In 1954, Émile Mahler successfully transformed a type of plant oil into a hydrophilic substance. That is how Labrafil® came about, or rather the Labrafil®, because soon, Gattefossé had developed a dozen products using various plant oils. The Labrafil® may have been perfectly suited to a number of pharmaceutical formulations, however, they appeared to have particularly good properties for improving bioavailability and the therapeutic effectiveness of certain medicines such as drinkable vitamin solutes, preparations for ENT use, and antibiotic suppositories.
Henri-Marcel Gattefossé spoke to academics at the National Veterinary School in Lyon, asking them to carry out pharmacological studies on animals so the work could be scientifically proven. By comparing the physiological effects of tracers such as physostigmine and estradiol, researchers recorded more rapid transmucosal absorption when the tracers were carried in a Labrafil® rather than plant oil, which therefore enhanced and accelerated bioavailability. Gattefossé was then quick to make pharmaceutical laboratories aware of the benefits of using the Labrafil® as excipients for their active ingredients. Clin-Comar (Pfizer) was one of the first in line, choosing a Labrafil® to carry a derivative of thus boosting its absorption and stability.
Gattefossé stand at the 1957 French Pharmaceutical Days, Faculty of Pharmacy in Paris. Labrafil® is promoted.
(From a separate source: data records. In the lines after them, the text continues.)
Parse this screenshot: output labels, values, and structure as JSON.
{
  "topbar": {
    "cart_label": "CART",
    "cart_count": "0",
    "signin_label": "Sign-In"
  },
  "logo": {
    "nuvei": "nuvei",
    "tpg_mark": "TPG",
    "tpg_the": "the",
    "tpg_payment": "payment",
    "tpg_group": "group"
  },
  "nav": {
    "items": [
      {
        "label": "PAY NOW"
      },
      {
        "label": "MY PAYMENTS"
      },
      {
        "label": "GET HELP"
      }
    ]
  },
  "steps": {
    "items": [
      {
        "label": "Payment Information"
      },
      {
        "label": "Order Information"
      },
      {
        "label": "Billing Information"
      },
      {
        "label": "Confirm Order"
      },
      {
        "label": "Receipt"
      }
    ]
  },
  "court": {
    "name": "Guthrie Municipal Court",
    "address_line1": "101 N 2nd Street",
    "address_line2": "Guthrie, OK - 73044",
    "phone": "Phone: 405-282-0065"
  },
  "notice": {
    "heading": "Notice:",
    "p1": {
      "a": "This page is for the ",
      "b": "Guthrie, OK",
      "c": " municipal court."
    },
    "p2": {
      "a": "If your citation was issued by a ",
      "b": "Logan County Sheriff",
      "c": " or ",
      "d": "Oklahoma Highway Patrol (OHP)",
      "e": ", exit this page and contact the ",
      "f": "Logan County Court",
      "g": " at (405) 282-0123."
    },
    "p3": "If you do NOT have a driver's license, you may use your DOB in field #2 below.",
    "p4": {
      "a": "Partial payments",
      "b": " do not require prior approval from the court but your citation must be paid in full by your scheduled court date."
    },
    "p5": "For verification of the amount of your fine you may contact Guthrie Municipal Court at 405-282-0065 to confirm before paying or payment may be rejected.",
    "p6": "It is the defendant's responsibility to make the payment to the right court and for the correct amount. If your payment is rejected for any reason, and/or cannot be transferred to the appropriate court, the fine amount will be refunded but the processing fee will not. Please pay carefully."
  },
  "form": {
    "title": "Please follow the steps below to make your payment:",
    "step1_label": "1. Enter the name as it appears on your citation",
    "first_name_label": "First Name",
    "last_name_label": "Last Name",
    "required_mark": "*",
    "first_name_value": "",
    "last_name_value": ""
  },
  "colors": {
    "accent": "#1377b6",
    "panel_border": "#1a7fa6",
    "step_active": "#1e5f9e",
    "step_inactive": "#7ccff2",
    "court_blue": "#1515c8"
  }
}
This was a noteworthy innovation in the pharmaceutical world, giving Gattefossé a very important scientific edge, encouraging the company to further study bioavailability in relation to its other excipients, especially those for oral administration.
There would be a major step forward in this area when carrying out tests using Precirol® for a client in the Rhône-Poulenc group. The structure of Precirol®, a fatty acid ester, could be “arranged” to allow the controlled release of phenobarbital.
At the start of the 2000s, when the pharmaceutical industry was producing molecules that were increasingly difficult to solubilize, Gattefossé was keen to show that its lipid excipients were particularly useful for carrying these new active ingredients and making them easy to absorb. Gattefossé would then go on to expend a lot of energy, conducting a large number of studies in partnership with academic laboratories, to convince the company’s industrial clients of its findings.
In 2012, the company overcame a significant hurdle with the issue of a patent for an “intestinal wall model”. This allowed Gattefossé to observe ex vivo the role of liquid excipients in the absorption of active ingredients.
To support its studies, the business worked in collaboration with universities and research centers, successfully demonstrating that the company’s excipients could protect peptides from gastric acidity but also keep them intact in the intestine. Around the same time, Gattefossé recorded another significant achievement when it successfully sold Labrasol® to an international laboratory for the development of a new medicine, effective in the treatment of prostate cancer.
Today, the study of Gattefossé excipients in orally administered therapeutic peptide formulations continues to be a major research subject for the business.
Poster promoting Gattefossé excipients, 2019 (LBDDS: Oral lipid based drug delivery system).